Wracam z próby generalnej Pacjenta EGBDF, sztuki Toma Stopparda w reżyserii Jarosława Kiliana. Muzyka grana na żywo przez orkiestrę towarzyszy akcji scenicznej. Muzyka taka, jaką lubię, wkraczająca w atonalność, nadająca atmosferę temu, co dzieje się w szpitalu psychiatrycznym. Mógłbym więcej pisać o tym spektaklu, ale sednem jest to, że porusza on dokładnie moją strunę. Silnie porusza.

Inna refleksja, związana z tym przedstawieniem.
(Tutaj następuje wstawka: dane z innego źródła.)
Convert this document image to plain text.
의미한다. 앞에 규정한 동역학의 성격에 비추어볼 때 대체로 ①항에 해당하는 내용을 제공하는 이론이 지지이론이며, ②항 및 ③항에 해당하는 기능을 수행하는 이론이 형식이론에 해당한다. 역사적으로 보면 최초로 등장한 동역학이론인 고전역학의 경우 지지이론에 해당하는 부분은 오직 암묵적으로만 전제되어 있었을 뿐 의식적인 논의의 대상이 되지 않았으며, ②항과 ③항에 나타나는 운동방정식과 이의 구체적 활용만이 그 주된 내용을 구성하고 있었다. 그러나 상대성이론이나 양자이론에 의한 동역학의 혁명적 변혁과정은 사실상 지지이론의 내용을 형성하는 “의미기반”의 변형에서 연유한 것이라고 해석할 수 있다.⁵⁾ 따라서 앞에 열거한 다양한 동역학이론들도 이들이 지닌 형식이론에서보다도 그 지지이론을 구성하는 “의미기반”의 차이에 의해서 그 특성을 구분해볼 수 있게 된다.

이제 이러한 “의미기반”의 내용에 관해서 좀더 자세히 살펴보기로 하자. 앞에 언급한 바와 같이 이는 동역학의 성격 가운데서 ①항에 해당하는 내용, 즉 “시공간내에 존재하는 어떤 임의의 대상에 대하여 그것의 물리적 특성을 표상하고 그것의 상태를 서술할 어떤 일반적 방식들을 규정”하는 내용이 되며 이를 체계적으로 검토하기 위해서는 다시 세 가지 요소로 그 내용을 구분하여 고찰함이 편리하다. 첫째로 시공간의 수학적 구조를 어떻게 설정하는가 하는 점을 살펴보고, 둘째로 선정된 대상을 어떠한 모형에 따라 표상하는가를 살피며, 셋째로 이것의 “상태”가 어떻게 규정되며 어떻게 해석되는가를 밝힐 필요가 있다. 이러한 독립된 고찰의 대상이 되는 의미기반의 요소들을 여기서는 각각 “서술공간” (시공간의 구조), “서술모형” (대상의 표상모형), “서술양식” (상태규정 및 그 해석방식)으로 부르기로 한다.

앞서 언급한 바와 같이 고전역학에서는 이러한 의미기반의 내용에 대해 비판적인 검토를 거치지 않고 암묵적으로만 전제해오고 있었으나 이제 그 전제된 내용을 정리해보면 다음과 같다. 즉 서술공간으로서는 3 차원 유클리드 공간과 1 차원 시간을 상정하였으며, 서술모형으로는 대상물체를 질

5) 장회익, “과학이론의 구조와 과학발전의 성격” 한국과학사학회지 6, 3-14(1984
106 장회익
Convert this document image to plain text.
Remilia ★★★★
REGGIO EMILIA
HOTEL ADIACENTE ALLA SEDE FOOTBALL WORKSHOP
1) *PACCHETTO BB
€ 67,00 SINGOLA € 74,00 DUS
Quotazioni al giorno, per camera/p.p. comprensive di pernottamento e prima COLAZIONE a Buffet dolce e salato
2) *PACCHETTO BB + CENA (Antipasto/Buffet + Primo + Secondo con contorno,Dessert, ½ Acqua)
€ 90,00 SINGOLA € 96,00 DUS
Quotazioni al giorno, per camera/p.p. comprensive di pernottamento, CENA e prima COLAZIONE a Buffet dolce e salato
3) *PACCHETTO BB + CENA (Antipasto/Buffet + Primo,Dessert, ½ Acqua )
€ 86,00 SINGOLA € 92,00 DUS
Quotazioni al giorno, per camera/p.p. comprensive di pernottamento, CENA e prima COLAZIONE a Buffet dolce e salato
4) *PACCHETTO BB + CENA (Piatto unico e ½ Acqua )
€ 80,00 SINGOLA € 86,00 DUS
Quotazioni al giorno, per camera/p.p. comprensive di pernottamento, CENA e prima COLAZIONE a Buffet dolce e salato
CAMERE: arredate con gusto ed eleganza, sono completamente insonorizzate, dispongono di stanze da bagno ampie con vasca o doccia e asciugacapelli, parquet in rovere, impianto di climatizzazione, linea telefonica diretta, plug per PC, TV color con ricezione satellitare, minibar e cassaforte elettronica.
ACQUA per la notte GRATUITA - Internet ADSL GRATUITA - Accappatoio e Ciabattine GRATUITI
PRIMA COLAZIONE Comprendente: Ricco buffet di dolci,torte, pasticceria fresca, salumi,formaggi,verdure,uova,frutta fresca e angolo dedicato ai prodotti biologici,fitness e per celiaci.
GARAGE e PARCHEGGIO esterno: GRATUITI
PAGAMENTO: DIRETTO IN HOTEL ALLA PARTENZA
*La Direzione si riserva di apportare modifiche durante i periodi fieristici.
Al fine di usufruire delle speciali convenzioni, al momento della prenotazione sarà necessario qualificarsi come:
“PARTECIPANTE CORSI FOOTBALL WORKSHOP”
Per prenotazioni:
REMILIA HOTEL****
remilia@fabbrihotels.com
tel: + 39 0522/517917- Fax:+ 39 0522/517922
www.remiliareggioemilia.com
Moja córka rozpoczęła naukę w pierwszej klasie, i przy okazji tego wydarzenia, podobnie jak patrząc na grę aktorską w Pacjencie EGBDF, zdałem sobie sprawę: świat, w którym żyjemy, tworzą ludzie. Zawsze tworzą ludzie. To, jacy oni są, decyduje o kształcie naszego najbliższego otoczenia, podobnie jak o subtelnych detalach spektaklu teatralnego. A konkretnie – ich wrażliwość, a jeszcze konkretniej – ich empatia, czyli rezonans z uczuciami innych. Bo znam wrażliwych ludzi, którzy nie są empatyczni, bo ich wrażliwość dotyczy głównie ich samych. Są tak wrażliwi, że ciągle czują się zranieni, niezaspokojeni, niezrozumiani, a jeśli zachwyceni, to tylko sobą. „Biedactwa”.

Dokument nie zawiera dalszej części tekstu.